Overstaying my time—the final-fling floozy who should clear off now.

Conversation had been stilted, and Laurel had known that she was trying too hard, emphasising her newly acquired history degree, deliberately asking erudite questions about Greek history to show she wasn’t the bimbo Olympia clearly wanted to think her.

Xander, it had been obvious, was in a bad mood, and had been since Olympia had been dumped on them, but his moodiness had only, Laurel vividly recalled, made him even more darkly attractive.

He always looked a knock-out whatever he was wearing—or not wearing, because stripped down he was breath-stopping—but in his tux he was at peak Xander.

She blinked now. That Xander was right here, again, in front of her.

Whatever it was about a tuxedo, from the superb tailoring to the set of the sable shoulders to the old-world pizazz of the wing collar to the perfection of the bow-tie and the discrete but oh-so-classy gold studs at his cuffs and on his shirt front, whatever it was, whatever it did, took her breath away.

Dan had stopped gawping at her open-mouthed and thrilled, and had run up to her. “Oh, Mum, you look beautiful,” he said, his little face upturned to her with open delight and wonder.

Her heart melted. Oh, she’d been royally stitched up, and Xander had used Dan shamelessly to achieve his ends, but in the instant of hearing Dan say what he had all her spleen vanished.

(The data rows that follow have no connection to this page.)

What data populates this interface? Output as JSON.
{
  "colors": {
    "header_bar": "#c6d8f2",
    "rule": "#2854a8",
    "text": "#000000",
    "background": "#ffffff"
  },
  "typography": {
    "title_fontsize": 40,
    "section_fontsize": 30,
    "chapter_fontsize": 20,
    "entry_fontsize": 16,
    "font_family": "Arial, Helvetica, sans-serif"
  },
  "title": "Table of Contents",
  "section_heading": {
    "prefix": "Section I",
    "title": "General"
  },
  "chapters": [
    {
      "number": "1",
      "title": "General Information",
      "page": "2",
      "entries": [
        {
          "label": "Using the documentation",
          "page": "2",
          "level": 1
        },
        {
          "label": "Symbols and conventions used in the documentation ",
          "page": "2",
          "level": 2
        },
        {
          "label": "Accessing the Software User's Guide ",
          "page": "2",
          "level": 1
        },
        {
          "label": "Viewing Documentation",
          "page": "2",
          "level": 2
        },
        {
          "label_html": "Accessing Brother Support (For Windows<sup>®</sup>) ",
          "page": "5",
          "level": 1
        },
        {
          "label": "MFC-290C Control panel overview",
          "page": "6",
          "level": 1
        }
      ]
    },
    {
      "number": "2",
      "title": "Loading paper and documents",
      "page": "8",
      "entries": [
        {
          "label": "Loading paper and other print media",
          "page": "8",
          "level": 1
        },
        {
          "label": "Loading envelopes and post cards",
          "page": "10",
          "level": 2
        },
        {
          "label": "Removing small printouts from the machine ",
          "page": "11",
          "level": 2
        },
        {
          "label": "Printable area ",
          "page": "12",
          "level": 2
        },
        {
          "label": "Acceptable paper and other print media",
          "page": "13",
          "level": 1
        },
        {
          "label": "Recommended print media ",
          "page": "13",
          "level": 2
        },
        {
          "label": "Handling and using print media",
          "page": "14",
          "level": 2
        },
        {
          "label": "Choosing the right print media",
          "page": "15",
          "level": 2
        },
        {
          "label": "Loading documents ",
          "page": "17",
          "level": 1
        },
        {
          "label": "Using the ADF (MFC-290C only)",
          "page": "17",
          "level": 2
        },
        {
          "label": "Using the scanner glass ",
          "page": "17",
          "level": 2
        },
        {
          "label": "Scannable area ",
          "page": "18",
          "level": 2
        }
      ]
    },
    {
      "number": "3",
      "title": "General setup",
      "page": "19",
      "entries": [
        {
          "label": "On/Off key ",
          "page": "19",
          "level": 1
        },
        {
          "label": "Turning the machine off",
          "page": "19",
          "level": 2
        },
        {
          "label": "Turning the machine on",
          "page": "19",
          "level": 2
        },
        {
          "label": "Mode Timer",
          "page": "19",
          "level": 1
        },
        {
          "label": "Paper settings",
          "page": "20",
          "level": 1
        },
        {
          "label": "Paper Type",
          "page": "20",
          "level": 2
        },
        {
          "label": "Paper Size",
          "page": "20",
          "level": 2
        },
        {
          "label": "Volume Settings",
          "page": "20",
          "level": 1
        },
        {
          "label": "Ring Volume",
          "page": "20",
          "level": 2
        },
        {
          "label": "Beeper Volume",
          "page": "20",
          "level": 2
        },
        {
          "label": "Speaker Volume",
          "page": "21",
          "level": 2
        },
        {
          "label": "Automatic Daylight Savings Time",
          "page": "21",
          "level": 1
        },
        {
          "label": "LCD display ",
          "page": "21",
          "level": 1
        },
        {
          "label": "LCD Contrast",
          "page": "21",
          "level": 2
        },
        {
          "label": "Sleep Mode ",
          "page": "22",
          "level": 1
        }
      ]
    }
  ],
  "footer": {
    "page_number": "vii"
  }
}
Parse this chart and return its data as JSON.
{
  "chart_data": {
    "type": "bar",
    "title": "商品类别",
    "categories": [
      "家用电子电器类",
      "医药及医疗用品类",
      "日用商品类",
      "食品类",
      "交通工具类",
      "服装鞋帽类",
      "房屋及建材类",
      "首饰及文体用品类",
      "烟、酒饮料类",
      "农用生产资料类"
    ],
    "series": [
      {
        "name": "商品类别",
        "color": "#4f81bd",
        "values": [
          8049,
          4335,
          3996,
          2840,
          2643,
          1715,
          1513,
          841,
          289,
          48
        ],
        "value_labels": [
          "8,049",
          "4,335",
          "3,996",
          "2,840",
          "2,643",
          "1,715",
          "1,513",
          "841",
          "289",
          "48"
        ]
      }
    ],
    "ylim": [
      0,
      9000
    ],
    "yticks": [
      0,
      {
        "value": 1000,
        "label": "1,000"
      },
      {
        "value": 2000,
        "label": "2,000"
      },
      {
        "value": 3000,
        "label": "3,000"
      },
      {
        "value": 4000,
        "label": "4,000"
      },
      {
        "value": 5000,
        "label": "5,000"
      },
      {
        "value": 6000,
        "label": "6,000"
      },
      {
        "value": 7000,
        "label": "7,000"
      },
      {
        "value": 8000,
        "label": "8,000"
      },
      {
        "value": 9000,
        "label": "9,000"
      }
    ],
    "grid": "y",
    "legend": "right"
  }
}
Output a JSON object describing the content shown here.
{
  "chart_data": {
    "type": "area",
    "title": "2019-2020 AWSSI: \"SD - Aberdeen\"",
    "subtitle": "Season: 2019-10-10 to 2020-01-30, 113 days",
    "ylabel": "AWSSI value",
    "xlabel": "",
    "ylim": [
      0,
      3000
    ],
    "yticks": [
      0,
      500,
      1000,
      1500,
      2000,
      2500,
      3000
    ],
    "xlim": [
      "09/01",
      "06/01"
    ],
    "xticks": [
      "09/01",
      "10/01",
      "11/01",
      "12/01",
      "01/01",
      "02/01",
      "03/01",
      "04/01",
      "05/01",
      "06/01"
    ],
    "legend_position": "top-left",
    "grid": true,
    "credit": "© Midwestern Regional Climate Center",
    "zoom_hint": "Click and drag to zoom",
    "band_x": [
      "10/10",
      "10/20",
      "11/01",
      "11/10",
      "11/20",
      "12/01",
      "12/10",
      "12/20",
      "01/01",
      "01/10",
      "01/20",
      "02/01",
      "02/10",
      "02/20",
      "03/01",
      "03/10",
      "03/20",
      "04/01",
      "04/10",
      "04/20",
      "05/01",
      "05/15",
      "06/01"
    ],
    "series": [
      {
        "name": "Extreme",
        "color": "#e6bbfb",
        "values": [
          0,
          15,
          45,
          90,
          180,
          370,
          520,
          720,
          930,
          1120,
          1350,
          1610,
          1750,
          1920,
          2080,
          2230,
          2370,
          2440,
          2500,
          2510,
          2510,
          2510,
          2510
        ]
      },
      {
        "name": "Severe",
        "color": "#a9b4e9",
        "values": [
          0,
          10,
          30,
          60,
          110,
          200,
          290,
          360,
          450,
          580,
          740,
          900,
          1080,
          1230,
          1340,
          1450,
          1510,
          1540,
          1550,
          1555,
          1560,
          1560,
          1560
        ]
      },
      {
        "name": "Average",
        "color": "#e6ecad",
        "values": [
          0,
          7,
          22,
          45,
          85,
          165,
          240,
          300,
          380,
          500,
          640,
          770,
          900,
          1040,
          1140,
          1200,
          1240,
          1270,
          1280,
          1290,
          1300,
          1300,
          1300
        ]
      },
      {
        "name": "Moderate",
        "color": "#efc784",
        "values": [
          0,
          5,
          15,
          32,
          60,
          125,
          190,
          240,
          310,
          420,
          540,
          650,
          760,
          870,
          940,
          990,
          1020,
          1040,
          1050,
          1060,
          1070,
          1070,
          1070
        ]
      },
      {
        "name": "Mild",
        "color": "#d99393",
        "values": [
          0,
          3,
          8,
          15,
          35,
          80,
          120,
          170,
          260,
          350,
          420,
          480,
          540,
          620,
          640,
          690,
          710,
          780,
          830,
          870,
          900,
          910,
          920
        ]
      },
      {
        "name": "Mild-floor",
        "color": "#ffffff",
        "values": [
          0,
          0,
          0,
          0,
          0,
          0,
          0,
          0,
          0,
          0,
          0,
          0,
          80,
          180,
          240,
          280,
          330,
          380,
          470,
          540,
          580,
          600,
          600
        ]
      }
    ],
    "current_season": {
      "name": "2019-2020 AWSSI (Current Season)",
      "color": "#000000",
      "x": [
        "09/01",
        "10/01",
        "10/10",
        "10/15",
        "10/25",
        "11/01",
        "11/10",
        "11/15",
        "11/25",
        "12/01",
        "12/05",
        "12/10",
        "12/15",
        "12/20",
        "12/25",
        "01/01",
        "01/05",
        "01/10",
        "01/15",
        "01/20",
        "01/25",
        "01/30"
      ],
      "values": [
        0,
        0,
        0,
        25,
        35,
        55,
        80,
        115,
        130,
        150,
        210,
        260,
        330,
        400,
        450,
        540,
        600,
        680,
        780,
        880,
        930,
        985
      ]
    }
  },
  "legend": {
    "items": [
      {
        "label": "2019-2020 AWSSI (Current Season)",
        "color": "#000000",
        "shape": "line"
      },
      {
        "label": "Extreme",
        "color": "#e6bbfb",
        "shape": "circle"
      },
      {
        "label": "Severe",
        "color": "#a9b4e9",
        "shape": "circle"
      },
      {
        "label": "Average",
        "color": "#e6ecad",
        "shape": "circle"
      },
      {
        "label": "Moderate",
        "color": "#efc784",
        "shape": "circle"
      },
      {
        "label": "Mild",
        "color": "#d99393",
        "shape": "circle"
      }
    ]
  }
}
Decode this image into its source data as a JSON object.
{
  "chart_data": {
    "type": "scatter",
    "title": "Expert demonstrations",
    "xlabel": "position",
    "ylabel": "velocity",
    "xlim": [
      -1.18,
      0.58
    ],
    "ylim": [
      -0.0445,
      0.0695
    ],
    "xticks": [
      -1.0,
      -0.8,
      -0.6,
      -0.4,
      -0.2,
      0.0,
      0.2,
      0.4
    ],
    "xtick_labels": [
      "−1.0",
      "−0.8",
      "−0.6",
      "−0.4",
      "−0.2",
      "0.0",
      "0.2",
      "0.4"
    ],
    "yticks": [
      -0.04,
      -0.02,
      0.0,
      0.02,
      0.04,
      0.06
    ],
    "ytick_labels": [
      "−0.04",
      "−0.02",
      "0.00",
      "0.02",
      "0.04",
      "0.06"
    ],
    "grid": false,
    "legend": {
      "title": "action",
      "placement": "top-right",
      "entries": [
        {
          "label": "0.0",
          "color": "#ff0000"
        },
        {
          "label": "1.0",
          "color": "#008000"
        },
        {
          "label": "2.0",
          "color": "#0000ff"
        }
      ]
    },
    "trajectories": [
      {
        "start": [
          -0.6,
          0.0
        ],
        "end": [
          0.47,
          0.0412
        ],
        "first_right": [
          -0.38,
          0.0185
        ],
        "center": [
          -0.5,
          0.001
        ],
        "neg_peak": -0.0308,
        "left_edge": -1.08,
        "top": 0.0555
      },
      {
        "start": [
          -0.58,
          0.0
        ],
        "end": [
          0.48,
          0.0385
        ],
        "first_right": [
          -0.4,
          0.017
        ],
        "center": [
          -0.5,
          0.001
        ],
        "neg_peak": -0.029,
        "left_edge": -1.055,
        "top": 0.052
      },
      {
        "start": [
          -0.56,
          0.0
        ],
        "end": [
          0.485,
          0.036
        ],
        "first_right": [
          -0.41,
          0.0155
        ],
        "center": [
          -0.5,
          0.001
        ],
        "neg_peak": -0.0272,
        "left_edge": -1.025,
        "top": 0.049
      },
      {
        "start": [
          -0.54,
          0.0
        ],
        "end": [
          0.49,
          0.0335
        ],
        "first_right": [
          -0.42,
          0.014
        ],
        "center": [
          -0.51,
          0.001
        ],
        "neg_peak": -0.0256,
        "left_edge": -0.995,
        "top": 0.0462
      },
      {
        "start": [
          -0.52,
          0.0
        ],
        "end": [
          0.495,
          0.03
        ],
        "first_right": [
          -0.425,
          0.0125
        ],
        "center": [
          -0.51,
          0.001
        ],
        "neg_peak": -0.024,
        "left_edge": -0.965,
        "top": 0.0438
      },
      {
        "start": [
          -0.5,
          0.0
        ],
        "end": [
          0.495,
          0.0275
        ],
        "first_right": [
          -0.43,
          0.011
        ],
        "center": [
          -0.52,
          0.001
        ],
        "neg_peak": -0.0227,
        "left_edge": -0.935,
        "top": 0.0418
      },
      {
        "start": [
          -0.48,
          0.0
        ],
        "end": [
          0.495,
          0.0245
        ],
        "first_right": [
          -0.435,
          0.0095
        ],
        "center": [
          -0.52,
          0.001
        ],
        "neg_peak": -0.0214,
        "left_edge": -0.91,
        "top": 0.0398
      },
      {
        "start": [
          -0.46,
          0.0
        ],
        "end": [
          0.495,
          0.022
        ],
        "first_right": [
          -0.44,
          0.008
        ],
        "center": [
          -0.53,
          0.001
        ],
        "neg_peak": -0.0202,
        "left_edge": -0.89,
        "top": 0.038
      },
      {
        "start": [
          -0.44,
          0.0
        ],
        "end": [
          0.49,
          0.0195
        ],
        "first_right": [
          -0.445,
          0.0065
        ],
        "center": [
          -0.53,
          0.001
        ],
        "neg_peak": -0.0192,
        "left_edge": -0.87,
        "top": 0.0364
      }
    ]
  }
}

She had nursed it all the way through the lengthy process of showering, washing her hair, then glamming herself up as Dan so gleefully wanted her to do, to style her hair and adorn her face with the conveniently provided make-up, to slip that fabulous silk vermilion evening gown over her head and feel it slither over the wispy bra and panties that had been discreetly included in a separate up-market carrier bag, and then ease her feet into the elegant satin shoes.

Nursed it with a set expression on her face as she’d gazed at her own finished reflection, bearing undeniable witness to what Dan had just said.

But I’ve done it for Dan, for my adored son! So I wouldn’t disappoint him.